Alberto Contador comes for one last hurrah at the Vuelta, on the back of a decent showing at the Tour where he finished in 9th place, pulling off some exciting attacks and finishing well with 6th place in the final TT. I think it might be too much of a fairytale for him to shine in this Vuelta, he struggled at times in this year’s Tour.
Ilnur Zakarin finished 5th in the Giro, finishing 2nd on three separate stages, but his other stage races this year don't suggest he's going to be breaking on to the podium here.. But he seems to reserve his best for big races like this and he could be a protagonist too.
Miguel Angel Lopez will be an exciting one to watch, but owing to injury he's only raced 19 days so far this year, but he did win the Tour of Austria, taking a fine stage win along the way, and 2nd place in the prologue, and just recently he returned to action in the Vuelta a Burgos where he won the final stage and finished 4th overall. He’s part of a two-prong attack from Astana, with Fabio Aru the other who could have a big say in this race, he is a former winner after all, back in 2015.

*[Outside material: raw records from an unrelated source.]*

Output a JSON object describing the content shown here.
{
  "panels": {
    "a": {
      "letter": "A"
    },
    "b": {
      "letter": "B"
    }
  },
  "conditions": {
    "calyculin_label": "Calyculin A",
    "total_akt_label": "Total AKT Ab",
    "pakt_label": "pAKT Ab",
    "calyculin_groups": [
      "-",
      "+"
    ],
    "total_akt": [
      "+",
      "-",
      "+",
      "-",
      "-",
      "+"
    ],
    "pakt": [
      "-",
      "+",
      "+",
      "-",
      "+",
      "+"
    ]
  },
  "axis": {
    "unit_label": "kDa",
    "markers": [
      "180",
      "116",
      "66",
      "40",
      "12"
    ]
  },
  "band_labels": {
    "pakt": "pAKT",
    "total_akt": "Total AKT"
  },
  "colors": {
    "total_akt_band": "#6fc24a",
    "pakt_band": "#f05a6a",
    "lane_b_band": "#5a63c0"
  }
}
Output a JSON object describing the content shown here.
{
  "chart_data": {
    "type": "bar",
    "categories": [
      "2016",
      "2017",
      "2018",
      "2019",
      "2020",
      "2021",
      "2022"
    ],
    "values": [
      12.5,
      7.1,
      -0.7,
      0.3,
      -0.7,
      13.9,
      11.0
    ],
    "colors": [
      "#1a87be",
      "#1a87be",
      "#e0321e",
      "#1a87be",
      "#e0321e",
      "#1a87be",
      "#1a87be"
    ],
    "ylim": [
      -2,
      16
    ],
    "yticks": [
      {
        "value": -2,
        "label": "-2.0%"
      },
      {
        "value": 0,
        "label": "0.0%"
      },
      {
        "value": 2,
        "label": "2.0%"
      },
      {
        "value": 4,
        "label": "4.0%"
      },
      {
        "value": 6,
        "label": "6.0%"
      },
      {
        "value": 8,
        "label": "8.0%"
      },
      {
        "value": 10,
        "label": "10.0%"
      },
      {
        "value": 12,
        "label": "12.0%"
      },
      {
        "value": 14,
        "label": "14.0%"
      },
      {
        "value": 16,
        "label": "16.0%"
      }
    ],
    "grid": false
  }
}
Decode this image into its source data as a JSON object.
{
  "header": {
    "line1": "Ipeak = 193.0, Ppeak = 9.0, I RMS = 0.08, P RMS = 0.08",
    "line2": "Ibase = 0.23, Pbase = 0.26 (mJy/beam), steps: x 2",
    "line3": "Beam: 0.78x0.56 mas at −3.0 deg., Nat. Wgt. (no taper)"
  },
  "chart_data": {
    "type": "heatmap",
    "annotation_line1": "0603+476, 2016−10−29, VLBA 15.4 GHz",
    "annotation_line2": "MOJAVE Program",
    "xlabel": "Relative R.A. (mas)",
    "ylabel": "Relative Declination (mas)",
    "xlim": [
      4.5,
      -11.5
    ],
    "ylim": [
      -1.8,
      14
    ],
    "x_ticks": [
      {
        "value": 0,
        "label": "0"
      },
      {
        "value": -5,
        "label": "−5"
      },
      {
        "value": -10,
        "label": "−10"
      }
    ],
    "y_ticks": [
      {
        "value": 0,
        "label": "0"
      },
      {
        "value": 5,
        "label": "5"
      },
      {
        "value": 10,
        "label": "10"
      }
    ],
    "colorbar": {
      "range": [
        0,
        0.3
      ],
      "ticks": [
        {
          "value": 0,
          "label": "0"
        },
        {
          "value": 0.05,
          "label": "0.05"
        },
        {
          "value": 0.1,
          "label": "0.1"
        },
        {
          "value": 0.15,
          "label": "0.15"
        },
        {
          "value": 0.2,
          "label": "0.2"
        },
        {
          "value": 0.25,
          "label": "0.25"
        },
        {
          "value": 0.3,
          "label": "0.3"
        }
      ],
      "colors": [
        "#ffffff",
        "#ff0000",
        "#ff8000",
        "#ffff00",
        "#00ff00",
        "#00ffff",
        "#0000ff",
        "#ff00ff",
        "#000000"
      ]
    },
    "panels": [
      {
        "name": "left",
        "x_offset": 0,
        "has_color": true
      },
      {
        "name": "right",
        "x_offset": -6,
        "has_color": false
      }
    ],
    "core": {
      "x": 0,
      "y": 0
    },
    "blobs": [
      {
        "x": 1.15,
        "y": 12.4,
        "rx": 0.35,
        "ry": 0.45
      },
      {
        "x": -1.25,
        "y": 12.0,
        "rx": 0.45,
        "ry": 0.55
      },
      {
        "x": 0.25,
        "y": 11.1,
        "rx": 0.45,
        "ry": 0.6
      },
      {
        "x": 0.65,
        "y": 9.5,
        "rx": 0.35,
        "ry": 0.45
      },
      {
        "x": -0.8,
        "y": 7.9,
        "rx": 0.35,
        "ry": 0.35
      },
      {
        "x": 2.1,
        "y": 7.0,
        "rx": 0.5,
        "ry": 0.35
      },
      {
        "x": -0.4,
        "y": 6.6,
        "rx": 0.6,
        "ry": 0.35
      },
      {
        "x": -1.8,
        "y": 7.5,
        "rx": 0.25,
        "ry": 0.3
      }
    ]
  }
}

Johan Esteban Chaves had a torrid time in the Tour, coming back from injury also, but the longer-term plan was always the Vuelta, where he has gone very well in the past, finishing 5th in 2015 and 3rd last year. He’s joined by the brothers Adam and Simon Yates who also could go very well and could help land Orica-Scott the team classification at 5/4. And the depth of talent goes on and on in this race - Rafal Majka, Wilko Kelderman, Marc Soler, Steven Kruijswijk, Domenico Pozzovivo, Romain Bardet, Woet Poels, Tejay Van Garderen, David de la Cruz, - they all should be prominent and possibly capable of top tens, and may take stages along the way too. But it’s hard to see past Chris Froome from landing his first Vuelta I think. He has a very strong team here, will do fine on most of the mountain stages and will destroy them all in the TT. I also think Steven Kruijswijk will surprise a few at a big looking 40/1 and David de la Cruz could be the wild outsider at 100/1.
Omar Fraile looks a good thing to land his third King of the Mountains title in a row, but there’s not a whole lot of value in him at just 11/4, Alexandre Geniez at 28/1 might be an interesting one at a much bigger price. And the Points competition could be literally won by anyone, from Chris Froome, who is 7/2 favourite, to some of the puncheurs like Alaphilippe or the few sprinters in the race like John Degenkolb. I like Matteo Trentin as a bit of an outsider at 16/1, he might go well in a lot of these stages.